Diplomat Muda RI Siap Promosikan Raja Ampat Papua Ke Mancanegara

MWawasan.JAKARTA~ Satu hari menyusul kunjungan ke delapan Presiden Jokowi ke tanah Papua guna meresmikan berbagai proyek percepatan pembangunan, para Diplomat Muda peserta Sekolah Staf Dinas Luar Negeri Ke-58 dari Kementerian Luar Negeri (Sesdilu 58) melakukan kunjungan ke Kabupaten Raja Ampat di Propinsi Papua Barat pada tanggal 11 - 14 Mei 2017.

Sesuai dengan paradigma baru diplomasi Indonesia yang menuntut para Diplomat untuk menjadi marketer Indonesia, kunjungan dilakukan untuk mengidentifikasi dan menggali potensi investasi dan keunggulan pariwisata daerah Raja Ampat yang dapat dipromosikan di luar negeri.

Raja Ampat terdiri atas 1.847 pulau, sekaligus merupakan rumah dari 70% populasi karang dunia, beragam spesies ikan karang, hewan lunak, penyu, dan pari manta, serta 258 spesies burung, termasuk Burung Cendrawasih Merah dan Burung Cendrawasih Botak.

Keanekaragaman dan keindahan hayati laut dan darat yang dimiliki oleh Raja Ampat telah menjadi magnet para wisatawan, khususnya bagi para penyelam, dan menjadi bagian dari Coral Triangle Initiative.
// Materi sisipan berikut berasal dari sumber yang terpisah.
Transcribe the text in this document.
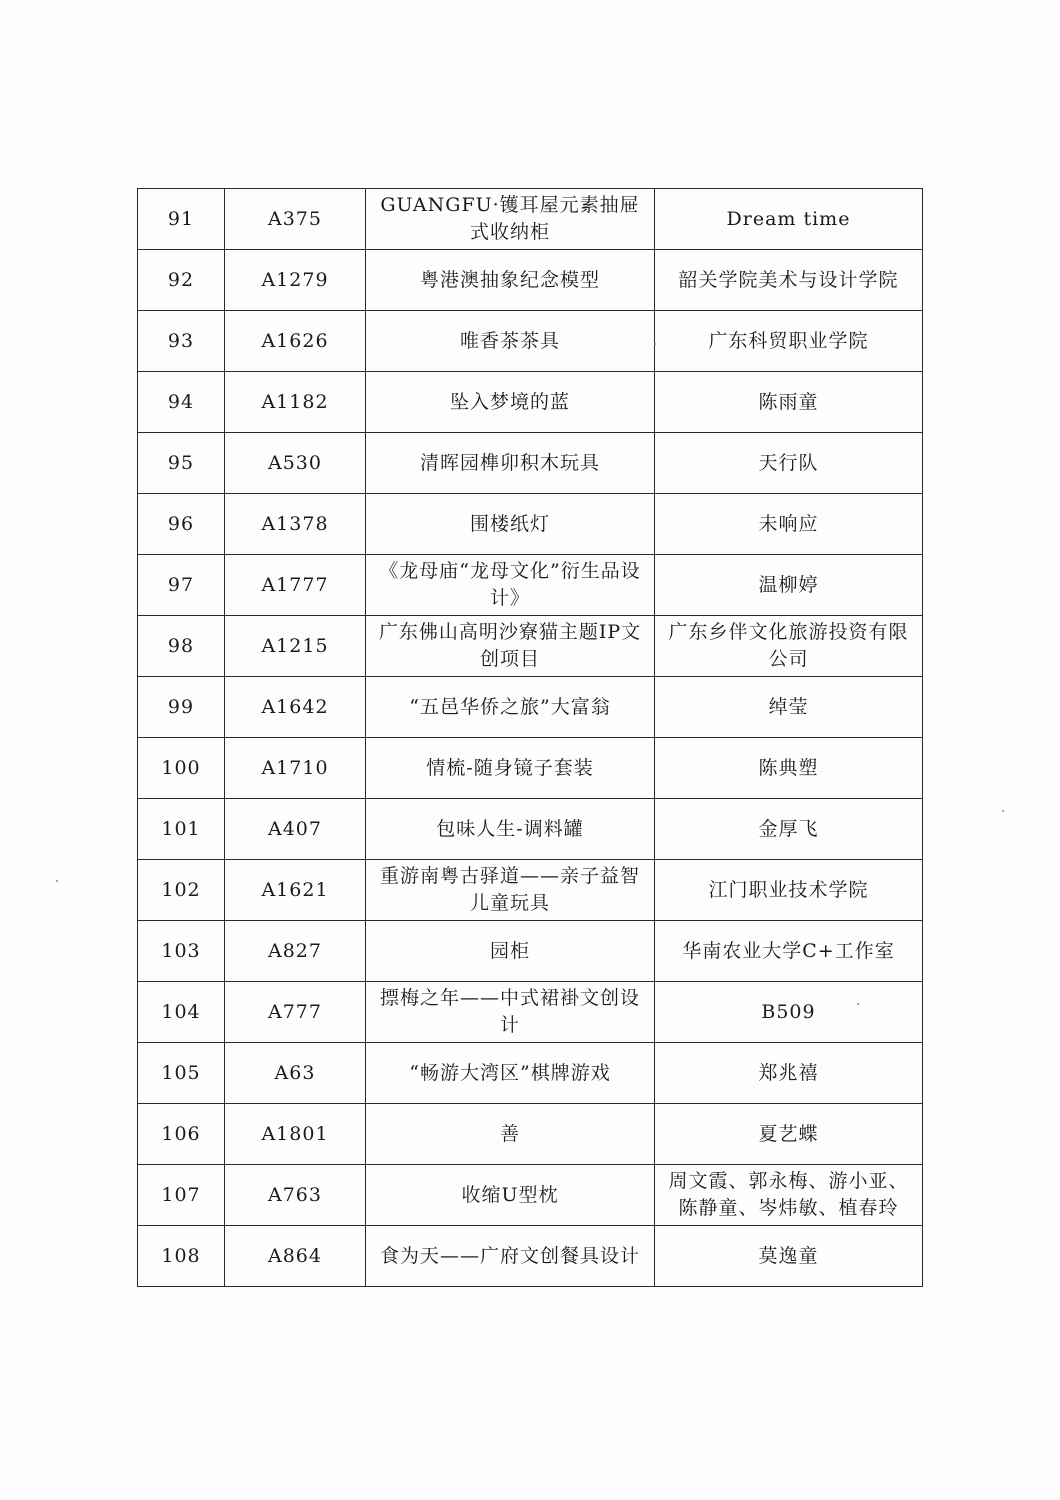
91	A375	GUANGFU·镬耳屋元素抽屉式收纳柜	Dream time
92	A1279	粤港澳抽象纪念模型	韶关学院美术与设计学院
93	A1626	唯香茶茶具	广东科贸职业学院
94	A1182	坠入梦境的蓝	陈雨童
95	A530	清晖园榫卯积木玩具	天行队
96	A1378	围楼纸灯	未响应
97	A1777	《龙母庙“龙母文化”衍生品设计》	温柳婷
98	A1215	广东佛山高明沙寮猫主题IP文创项目	广东乡伴文化旅游投资有限公司
99	A1642	“五邑华侨之旅”大富翁	绰莹
100	A1710	情梳-随身镜子套装	陈典塑
101	A407	包味人生-调料罐	金厚飞
102	A1621	重游南粤古驿道——亲子益智儿童玩具	江门职业技术学院
103	A827	园柜	华南农业大学C+工作室
104	A777	摽梅之年——中式裙褂文创设计	B509
105	A63	“畅游大湾区”棋牌游戏	郑兆禧
106	A1801	善	夏艺蝶
107	A763	收缩U型枕	周文霞、郭永梅、游小亚、陈静童、岑炜敏、植春玲
108	A864	食为天——广府文创餐具设计	莫逸童
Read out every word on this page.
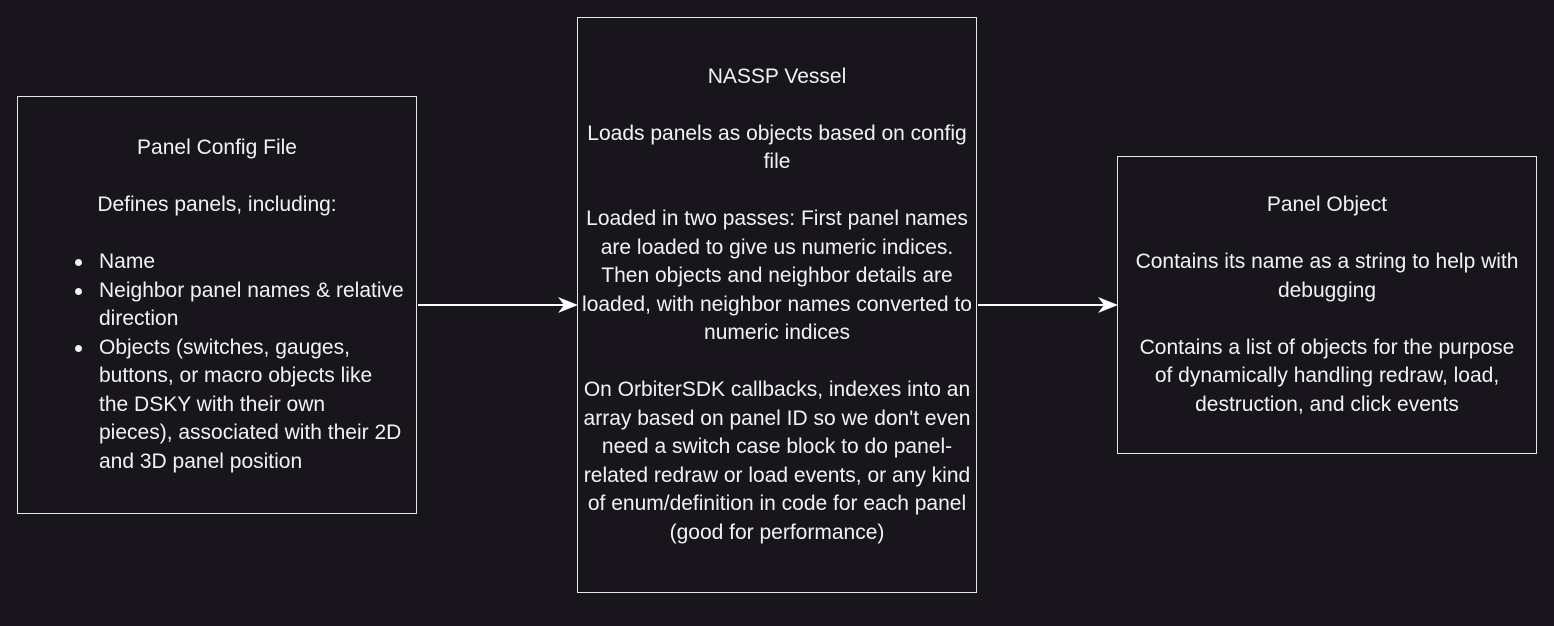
Panel Config File

Defines panels, including:

Name
Neighbor panel names & relative direction
Objects (switches, gauges, buttons, or macro objects like the DSKY with their own pieces), associated with their 2D and 3D panel position

NASSP Vessel

Loads panels as objects based on config file

Loaded in two passes: First panel names are loaded to give us numeric indices. Then objects and neighbor details are loaded, with neighbor names converted to numeric indices

On OrbiterSDK callbacks, indexes into an array based on panel ID so we don't even need a switch case block to do panel-related redraw or load events, or any kind of enum/definition in code for each panel (good for performance)

Panel Object

Contains its name as a string to help with debugging

Contains a list of objects for the purpose of dynamically handling redraw, load, destruction, and click events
Di samping itu, juga bagi wisatawan pengamat burung, peneliti, dan para pecinta alam. Karena itulah sektor pariwisata spesifik yang bersifat bahari, ramah lingkungan dan petualangan, merupakan potensi unggulan daerah yang terus dikembangkan oleh Pemerintah Kabupaten (Pemkab) Raja Ampat untuk menarik minat para turis, baik asing maupun dalam negeri.

Dari empat pulau terbesar di Raja Ampat, yaitu Waigeo, Salawati, Batanta, dan Misool, saat ini Pemkab tengah memfokuskan pembangunan sarana akses dan infrastruktur penunjang sektor pariwisata di Pulau Waigeo. Telah diproyeksikan pula pembangunan di Pulau Misool dalam beberapa waktu ke depan.  

Sejauh ini investor terbesar dalam sektor pariwisata di Raja Ampat adalah negara Swiss dan juga beberapa negara Eropa lainnya. Dalam dialog dengan para Diplomat Sesdilu 58, Pemkab Raja Ampat yang diwakili oleh Asisten II Ekonomi, Kepala Badan Pembangunan Daerah, dan Kepala Dinas Pariwisata, mengharapkan kerja sama dan dukungan dari Kementerian Luar Negeri agar dapat membantu promosi potensi Raja Ampat kepada para calon investor potensial di luar negeri dan menarik kunjungan wisatawan mancanegara.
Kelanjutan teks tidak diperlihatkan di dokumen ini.